Photographer Mohamed Abd al-Gawwad was taking photos around Fatimah al-Nabawiya’s moulid in the area of Al-Batiniya in Old Cairo, when he spotted a folk band.
He approached them and exchanged contacts for a future potential photo story, but when they started playing, something else caught his eye.
“This woman moved into the frame and started dancing,” he recalls, “I started taking pictures of her without asking and she saw the camera and continued dancing.
“She didn’t care,” he says, “she didn’t even ask to see the photos after, she just continued dancing.”
The photograph, taken in February 2015, was first published as part of a photo story on Mada Masr’s Panorama, titled, “Ancient moulids face modern pressures.”

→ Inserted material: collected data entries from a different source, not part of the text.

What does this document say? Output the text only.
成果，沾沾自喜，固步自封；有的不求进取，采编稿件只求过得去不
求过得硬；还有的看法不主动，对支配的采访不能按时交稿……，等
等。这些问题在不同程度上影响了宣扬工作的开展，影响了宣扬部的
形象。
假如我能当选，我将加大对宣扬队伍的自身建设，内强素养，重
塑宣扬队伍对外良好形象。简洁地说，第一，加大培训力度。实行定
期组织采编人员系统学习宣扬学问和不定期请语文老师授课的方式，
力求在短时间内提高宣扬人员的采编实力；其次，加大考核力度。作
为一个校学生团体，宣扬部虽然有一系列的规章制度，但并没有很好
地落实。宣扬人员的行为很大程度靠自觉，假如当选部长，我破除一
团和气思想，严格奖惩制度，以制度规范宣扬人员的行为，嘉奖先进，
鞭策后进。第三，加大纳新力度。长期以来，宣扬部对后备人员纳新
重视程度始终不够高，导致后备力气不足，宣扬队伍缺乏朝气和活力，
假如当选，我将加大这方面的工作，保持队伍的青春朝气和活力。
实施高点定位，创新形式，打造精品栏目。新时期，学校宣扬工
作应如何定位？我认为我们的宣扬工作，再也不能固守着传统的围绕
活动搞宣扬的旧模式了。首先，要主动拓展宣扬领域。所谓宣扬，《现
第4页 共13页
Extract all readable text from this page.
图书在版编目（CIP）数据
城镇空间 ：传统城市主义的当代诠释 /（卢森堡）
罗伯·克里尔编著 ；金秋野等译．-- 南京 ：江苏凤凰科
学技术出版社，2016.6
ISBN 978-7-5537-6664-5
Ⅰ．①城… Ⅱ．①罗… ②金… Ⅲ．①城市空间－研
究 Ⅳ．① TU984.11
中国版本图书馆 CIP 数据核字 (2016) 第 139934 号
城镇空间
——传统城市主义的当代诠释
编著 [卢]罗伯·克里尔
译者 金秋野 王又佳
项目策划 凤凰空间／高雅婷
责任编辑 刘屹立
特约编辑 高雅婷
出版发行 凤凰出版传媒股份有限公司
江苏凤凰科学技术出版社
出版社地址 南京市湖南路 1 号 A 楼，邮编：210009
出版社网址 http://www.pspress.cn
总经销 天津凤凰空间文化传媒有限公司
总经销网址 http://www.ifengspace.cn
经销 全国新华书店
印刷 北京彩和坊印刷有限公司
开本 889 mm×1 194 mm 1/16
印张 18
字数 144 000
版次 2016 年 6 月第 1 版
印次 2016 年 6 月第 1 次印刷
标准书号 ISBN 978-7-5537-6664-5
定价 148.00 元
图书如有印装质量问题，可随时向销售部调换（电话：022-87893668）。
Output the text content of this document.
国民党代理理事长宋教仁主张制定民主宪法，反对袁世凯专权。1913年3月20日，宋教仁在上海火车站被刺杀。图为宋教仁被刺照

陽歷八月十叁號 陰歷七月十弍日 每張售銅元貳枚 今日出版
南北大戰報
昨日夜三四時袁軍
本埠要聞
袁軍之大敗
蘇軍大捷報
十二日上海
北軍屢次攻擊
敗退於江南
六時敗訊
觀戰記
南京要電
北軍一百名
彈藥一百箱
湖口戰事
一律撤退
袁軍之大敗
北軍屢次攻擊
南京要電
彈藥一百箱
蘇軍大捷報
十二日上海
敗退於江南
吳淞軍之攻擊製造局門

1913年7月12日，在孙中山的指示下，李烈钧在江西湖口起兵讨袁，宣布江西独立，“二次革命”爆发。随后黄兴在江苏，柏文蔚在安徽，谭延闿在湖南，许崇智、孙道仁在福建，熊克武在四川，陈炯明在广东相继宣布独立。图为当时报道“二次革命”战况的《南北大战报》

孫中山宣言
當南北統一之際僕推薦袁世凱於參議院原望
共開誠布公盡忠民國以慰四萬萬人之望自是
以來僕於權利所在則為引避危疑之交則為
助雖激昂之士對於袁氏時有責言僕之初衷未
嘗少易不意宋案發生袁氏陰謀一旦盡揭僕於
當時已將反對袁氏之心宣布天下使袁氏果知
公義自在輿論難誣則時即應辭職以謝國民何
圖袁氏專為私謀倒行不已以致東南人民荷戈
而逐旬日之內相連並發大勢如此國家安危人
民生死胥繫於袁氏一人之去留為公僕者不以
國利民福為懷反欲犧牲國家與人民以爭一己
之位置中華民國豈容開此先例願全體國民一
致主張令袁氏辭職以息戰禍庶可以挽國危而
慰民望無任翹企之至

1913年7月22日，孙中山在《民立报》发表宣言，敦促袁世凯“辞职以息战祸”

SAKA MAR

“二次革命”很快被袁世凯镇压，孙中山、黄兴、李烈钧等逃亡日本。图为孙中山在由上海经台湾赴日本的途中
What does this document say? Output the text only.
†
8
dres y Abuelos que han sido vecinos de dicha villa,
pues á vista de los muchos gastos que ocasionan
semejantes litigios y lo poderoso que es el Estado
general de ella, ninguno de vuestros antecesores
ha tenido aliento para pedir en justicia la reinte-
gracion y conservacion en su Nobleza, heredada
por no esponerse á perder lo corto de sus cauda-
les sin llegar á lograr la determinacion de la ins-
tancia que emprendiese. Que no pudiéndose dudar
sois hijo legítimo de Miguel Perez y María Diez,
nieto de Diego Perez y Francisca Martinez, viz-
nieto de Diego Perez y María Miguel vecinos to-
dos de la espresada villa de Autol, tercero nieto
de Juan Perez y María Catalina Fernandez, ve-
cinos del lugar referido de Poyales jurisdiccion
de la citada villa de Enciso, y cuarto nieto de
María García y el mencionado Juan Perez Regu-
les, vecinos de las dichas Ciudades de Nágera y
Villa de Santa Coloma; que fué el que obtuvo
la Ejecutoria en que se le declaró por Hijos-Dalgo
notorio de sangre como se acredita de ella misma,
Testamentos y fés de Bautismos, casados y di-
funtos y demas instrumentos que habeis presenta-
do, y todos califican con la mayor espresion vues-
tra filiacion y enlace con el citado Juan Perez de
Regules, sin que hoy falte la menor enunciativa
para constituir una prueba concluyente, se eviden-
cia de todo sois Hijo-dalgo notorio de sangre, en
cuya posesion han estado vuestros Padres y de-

Abd al-Gawwad selected this image from over 70 shots he took of the same woman.
“I kept taking photos of her until I felt like I had what I wanted,” he says.
As is palpable in the photo, the woman’s dancing was harmonious and serene, in direct contrast with the loud, bustling music that was playing around her, according to Abd al-Gawwad.
“You could place this photo against a background of slow music and it would still fit,” he says.
The photographer explains that what drew him to this woman was her natural performance, as opposed to others who “put on a show,” and exaggerate their moves for the camera.
Unite for Heritage is a global movement launched by UNESCO to counter what it deems “unprecedented recent attacks on heritage.” It aims to celebrate and safeguard cultural heritage and diversity around the world, calling on people to stand up against extremism and radicalization by celebrating places, objects and cultural traditions.
Abd al-Gawwad says he expected other photographers to submit photos of ancient sites that have been “left behind,” representing heritage in a more physical sense. His interest is more in “living heritage,” as embodied in people themselves.
“It is very easy for people who are not from here to see the Nile or the pyramids, but this is something they might not necessarily ever get to see. It is difficult to go to a place like this and see a woman dancing with a man in the background playing an instrument,” he says.
When announcing the award, UNESCO said the emotion on the face of the woman dancing, as others look on, “showcases the powerful role of heritage in the lives of local communities.”
While Abd al-Gawwad is grateful for the acknowledgment he received through winning this competition, he sees such awards as a double-edged sword. “Now I’m worried that my next photo project is not going to be on par,” he says, adding, “this is why I’m more careful now and am taking it slowly, because when I produce something it has to be good.”
The 27-year-old photographer previously received an award from the European Union for a photo of a child in the informal area of Duweiqa, as well as the Hani Darwish award for a photo story on a fire in Bulaq.
Abd al-Gawwad is an accountant and content creator. He has worked as a freelance photographer for several local publications and attended a number of photography training workshops.